The man was slumped against the building. His hands were black. His clothes and his shoes were black
. Tiny tongues of flame still skittered along his pants. The hood of a heavy parka framed his blackened face, but his shocking white eyes stared at Leo as the car slid past.
“Drive away,” she remembers her mother said.
“Maxine, someone has to help—”
“Get out of here, David. Just drive.”
She remembers this as clearly as she remembers waxy little boxes of chocolate milk and the home phone number her mother drilled into her, as clearly as she remembers who shot J.R. For years at a time she would not think of the Burned Man, but then for no reason he’d come back. Once, in college, she’d told the story to a lover, someone she met in Gabriel’s class. She described his eyes, glassy and surprised, his swollen black hands. Maybe there was a smell. Yes, if she tries hard enough she can remember a terrible smell.
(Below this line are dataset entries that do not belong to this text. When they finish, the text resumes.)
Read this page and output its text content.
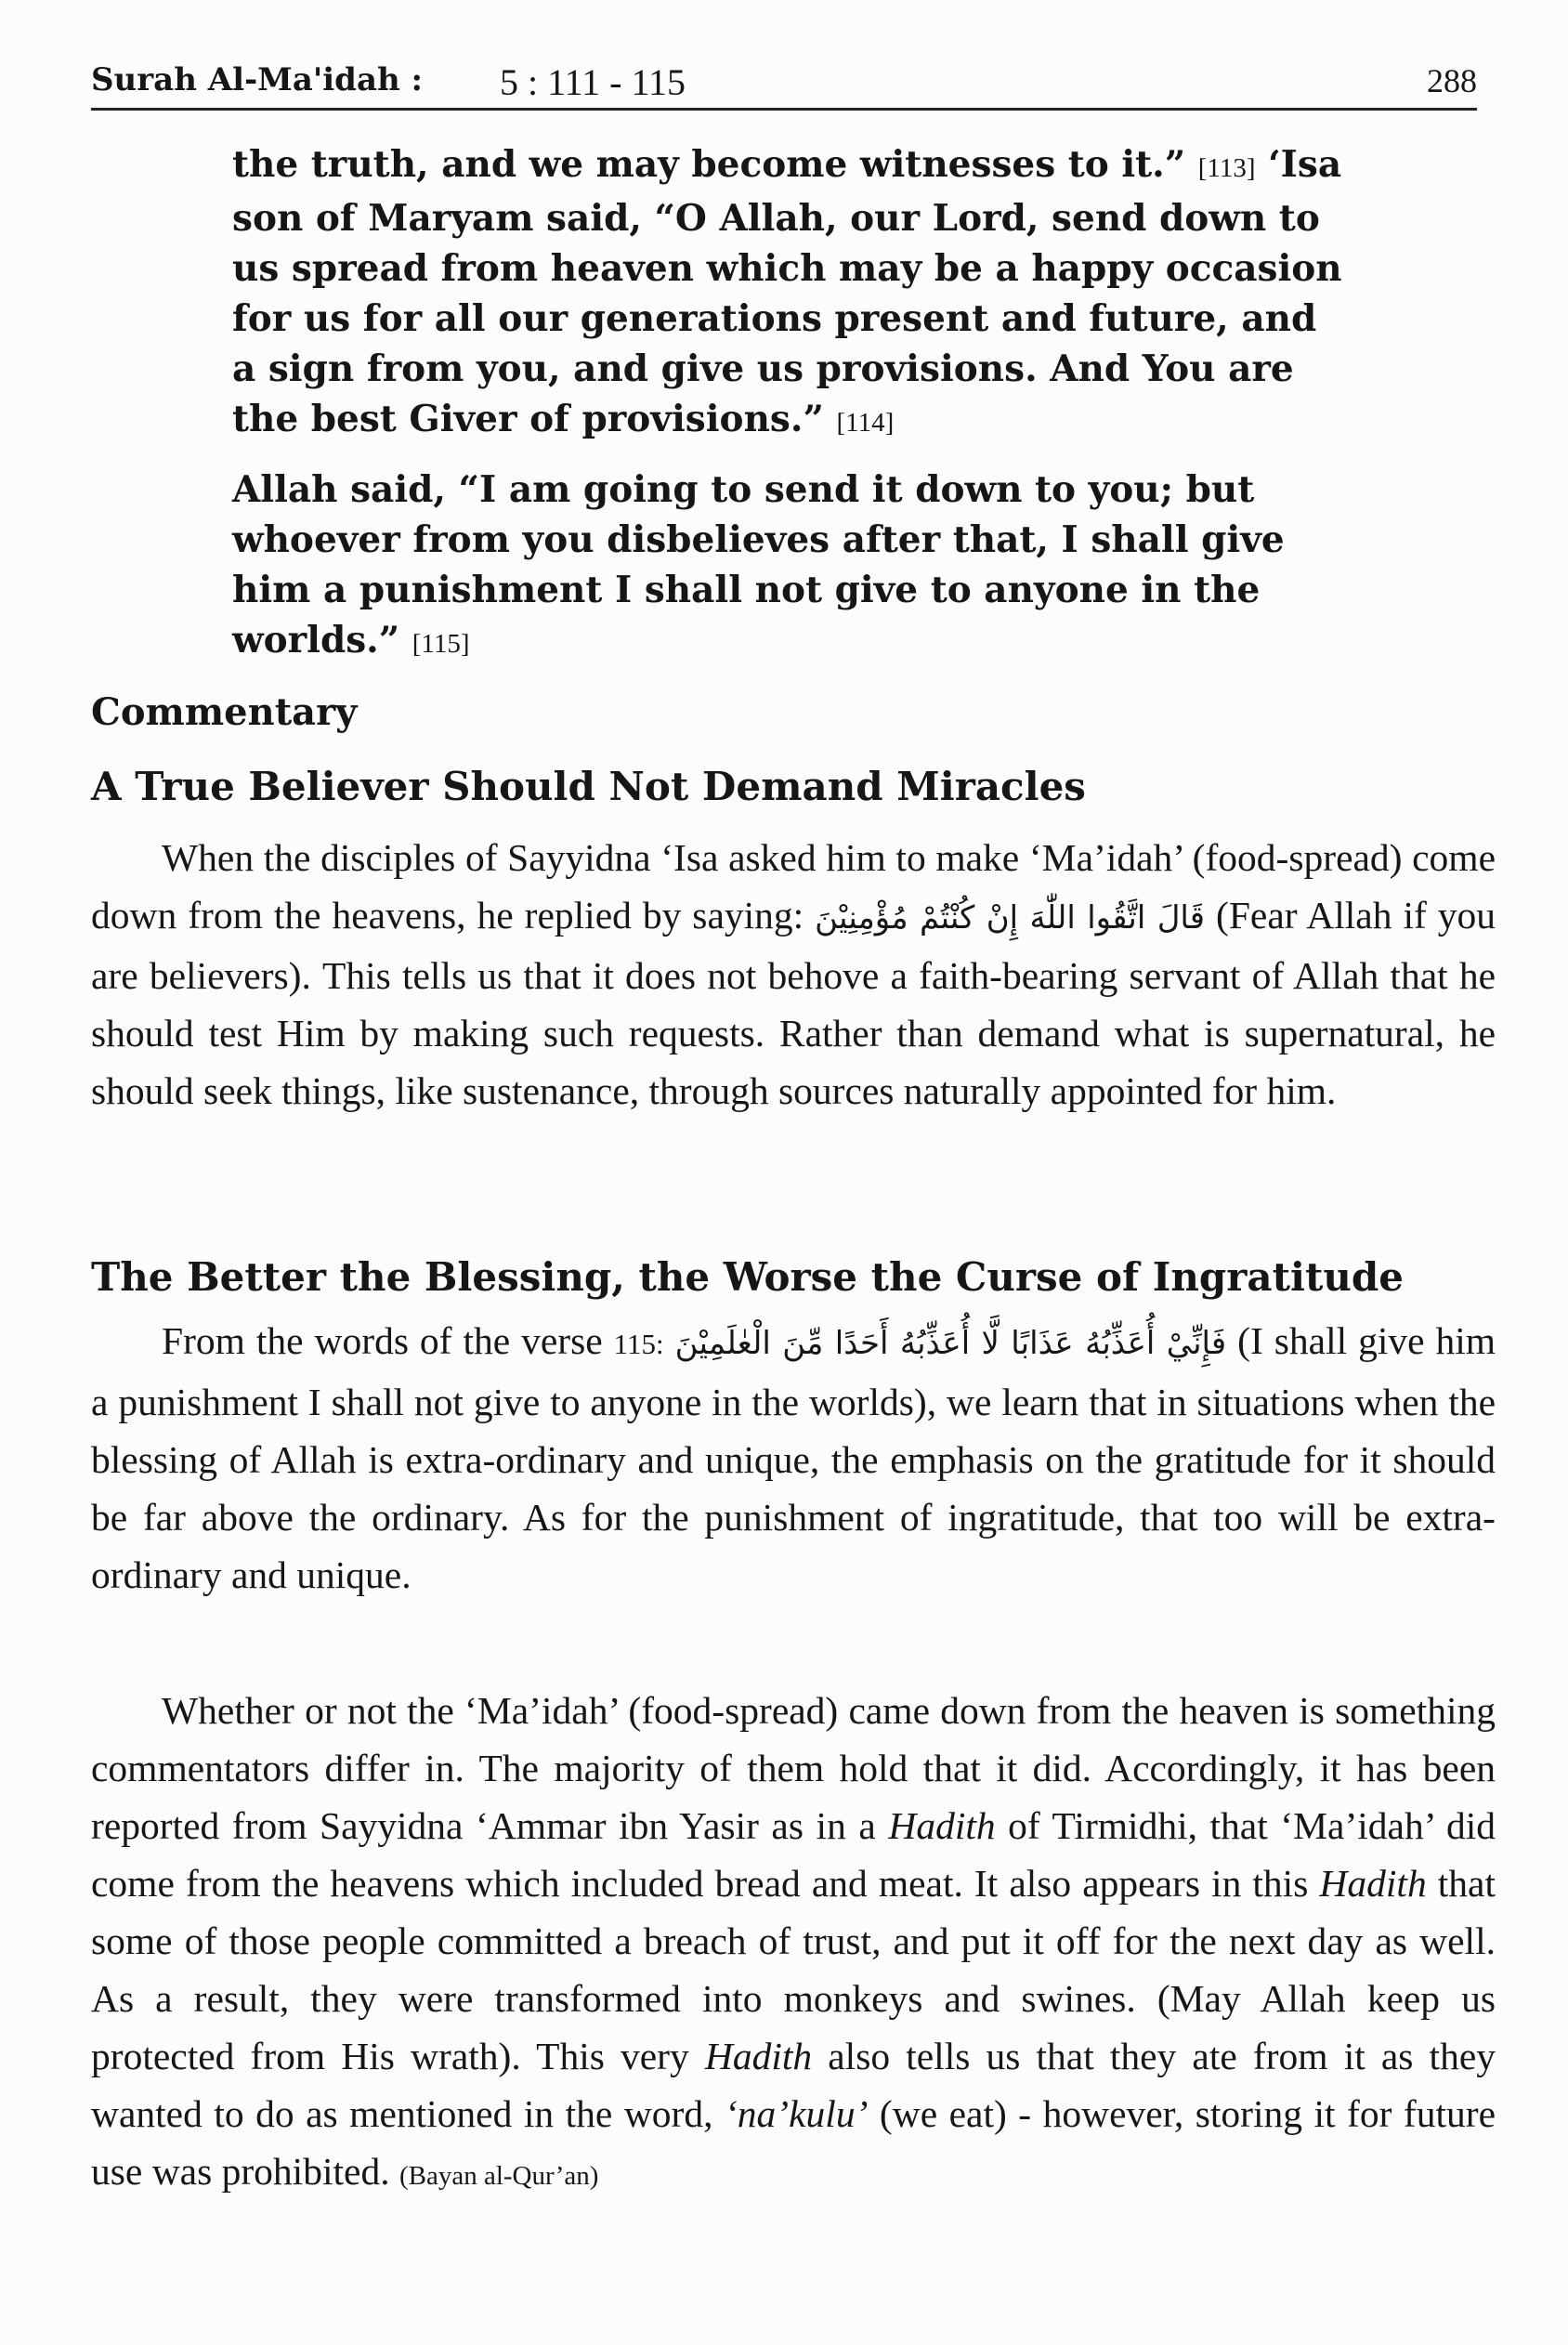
Surah Al-Ma'idah : 5 : 111 - 115	288
the truth, and we may become witnesses to it.” [113] ‘Isa son of Maryam said, “O Allah, our Lord, send down to us spread from heaven which may be a happy occasion for us for all our generations present and future, and a sign from you, and give us provisions. And You are the best Giver of provisions.” [114]
Allah said, “I am going to send it down to you; but whoever from you disbelieves after that, I shall give him a punishment I shall not give to anyone in the worlds.” [115]
Commentary
A True Believer Should Not Demand Miracles
When the disciples of Sayyidna ‘Isa asked him to make ‘Ma’idah’ (food-spread) come down from the heavens, he replied by saying: قَالَ اتَّقُوا اللّٰهَ إِنْ كُنْتُمْ مُؤْمِنِيْنَ (Fear Allah if you are believers). This tells us that it does not behove a faith-bearing servant of Allah that he should test Him by making such requests. Rather than demand what is supernatural, he should seek things, like sustenance, through sources naturally appointed for him.
The Better the Blessing, the Worse the Curse of Ingratitude
From the words of the verse 115: فَإِنِّيْ أُعَذِّبُهُ عَذَابًا لَّا أُعَذِّبُهُ أَحَدًا مِّنَ الْعٰلَمِيْنَ (I shall give him a punishment I shall not give to anyone in the worlds), we learn that in situations when the blessing of Allah is extra-ordinary and unique, the emphasis on the gratitude for it should be far above the ordinary. As for the punishment of ingratitude, that too will be extra-ordinary and unique.
Whether or not the ‘Ma’idah’ (food-spread) came down from the heaven is something commentators differ in. The majority of them hold that it did. Accordingly, it has been reported from Sayyidna ‘Ammar ibn Yasir as in a Hadith of Tirmidhi, that ‘Ma’idah’ did come from the heavens which included bread and meat. It also appears in this Hadith that some of those people committed a breach of trust, and put it off for the next day as well. As a result, they were transformed into monkeys and swines. (May Allah keep us protected from His wrath). This very Hadith also tells us that they ate from it as they wanted to do as mentioned in the word, ‘na’kulu’ (we eat) - however, storing it for future use was prohibited. (Bayan al-Qur’an)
But it never happened—or not the way she remembers it.
“There was something,” her mother says when she asks about the Burned Man. “Something in the newspaper, some kids from Long Island did it, I think. It was right after we moved to Cannondale—Matt was a baby.” She shuts her eyes and shakes her head to dislodge the memory. “I think it happened in the Bronx. They poured gasoline on him while he was sleeping. Mayor Koch went on TV. I’m surprised you remember that.”
But they were there, Leo insists. She remembers the pained sound her father made, the look on her brother’s face, the long glow of the tunnel when they finally found their way home.
“What do you think, Leo? That I wouldn’t remember?” Maxine tilts her head as if she can’t recognize her daughter. David slumps against the wall of El Arca, his face sallow with altitude sickness. Leo closes her eyes and the man is still there: propped against the wall as if to be carted off, his shocked and accusing gaze.
“What kind of people do you think we are?” Maxine says. “You think we’d just drive right by something like that?”